The KRA may have access to your M-Pesa transaction history, either through existing integration with at least one major telco, or through legal mechanisms that compel disclosure without your consent.
Law enforcement agencies can receive your call data records on the basis of a mandate that does not require a court order as a prerequisite. An auctioneer or debt recovery firm pursuing a claim against you can receive your account information without you being notified.
And the pattern of calls you make, the times you make them, the towers your phone connects to as you move through the city, can be used to map your movements and associations in ways that go far beyond what the company’s official positions acknowledge.
Safaricom holds the government’s 35 percent stake alongside Vodafone Group’s approximately 40 percent shareholding.
It is simultaneously a private commercial entity with ISO 27701 privacy certification and a company in which the Kenyan state is the single largest identifiable shareholder.
That structural reality creates inherent tensions between the company’s obligations to subscribers and its relationship with the agencies of state that its own disclosure framework empowers to demand subscriber data.
When the CEO says no data has been shared with government agencies and the government simultaneously tells the IMF that integration with telecommunications companies has commenced, the subscriber is left to decide who to believe, with no independent means of verification.
Safaricom is simultaneously a private company with a privacy certification and a firm in which the Kenyan state is the largest shareholder. Both identities cannot be served equally.
WHAT SHOULD CHANGE
At minimum, Safaricom subscribers deserve a notification right that mirrors what the company already offers for direct marketing.
If a law enforcement agency demands your call records, you should receive a message informing you of that demand, subject to exceptions for active terrorism investigations where notification would genuinely compromise safety.
That exception should be narrow, defined in law, and subject to judicial oversight, not left to the discretion of the requesting agency.

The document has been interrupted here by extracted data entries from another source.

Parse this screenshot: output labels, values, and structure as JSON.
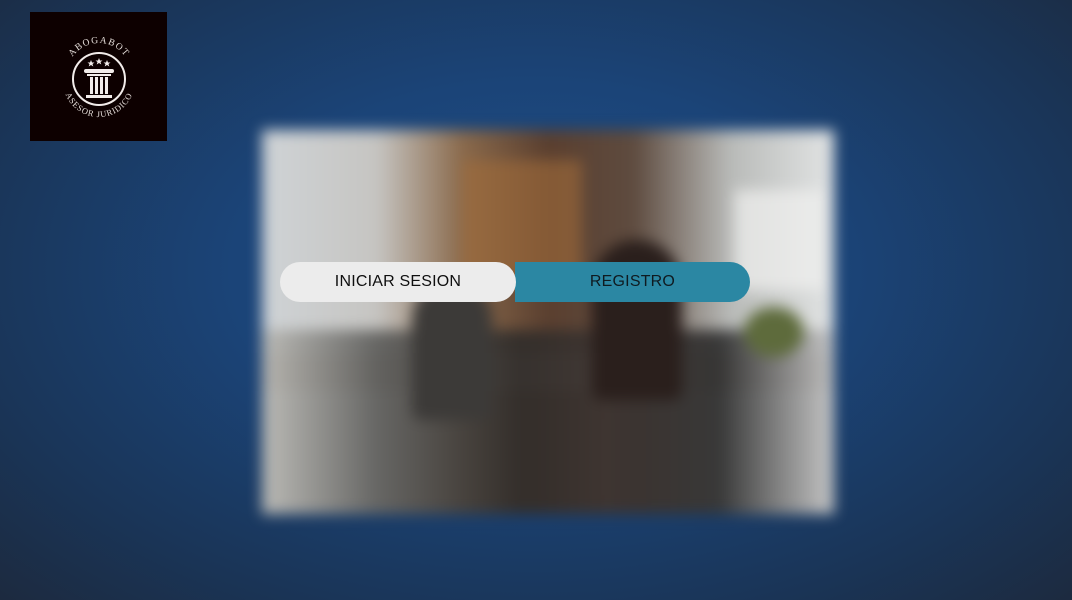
{
  "logo": {
    "brand_top": "ABOGABOT",
    "brand_bottom": "ASESOR JURIDICO",
    "icon": "pillar-icon"
  },
  "auth": {
    "login_label": "INICIAR SESION",
    "register_label": "REGISTRO"
  },
  "colors": {
    "background": "#1c3f6e",
    "logo_bg": "#0d0000",
    "login_button": "#ececec",
    "register_button": "#2b87a3"
  }
}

The legal mandate threshold in Section 4.2(a) requires tightening.
Any disclosure of call data records or M-Pesa transaction history to law enforcement should require a court order, not merely an administrative demand issued with what the company characterises as the appropriate lawful mandate.
The courts exist precisely to test whether a demand is lawful. Bypassing them removes the only independent check on the coercive use of telecommunications data against political opponents, journalists, activists, or ordinary citizens caught in the ambiguous reach of tax enforcement.
The Finance Bill 2025 proposal to delete Section 59A(1B) of the Tax Procedures Act should be rejected, as its predecessor was. The KRA already has the power to access financial data with a court warrant under Section 60 of the Tax Procedures Act.
The effort to remove the additional safeguard introduced in December 2024 is not about enabling tax collection.
It is about removing a constraint on how the KRA collects data from private entities, and it has no place in a state that claims constitutional protection for privacy as a fundamental right.
Safaricom should publish a transparency report. Every six months, it should disclose the number of data requests it received from law enforcement agencies, the number it fulfilled, the number it refused, and on what grounds.
Absent that disclosure, the company’s repeated insistence that it complies with data protection law cannot be evaluated by the thirty-six million people whose data it holds.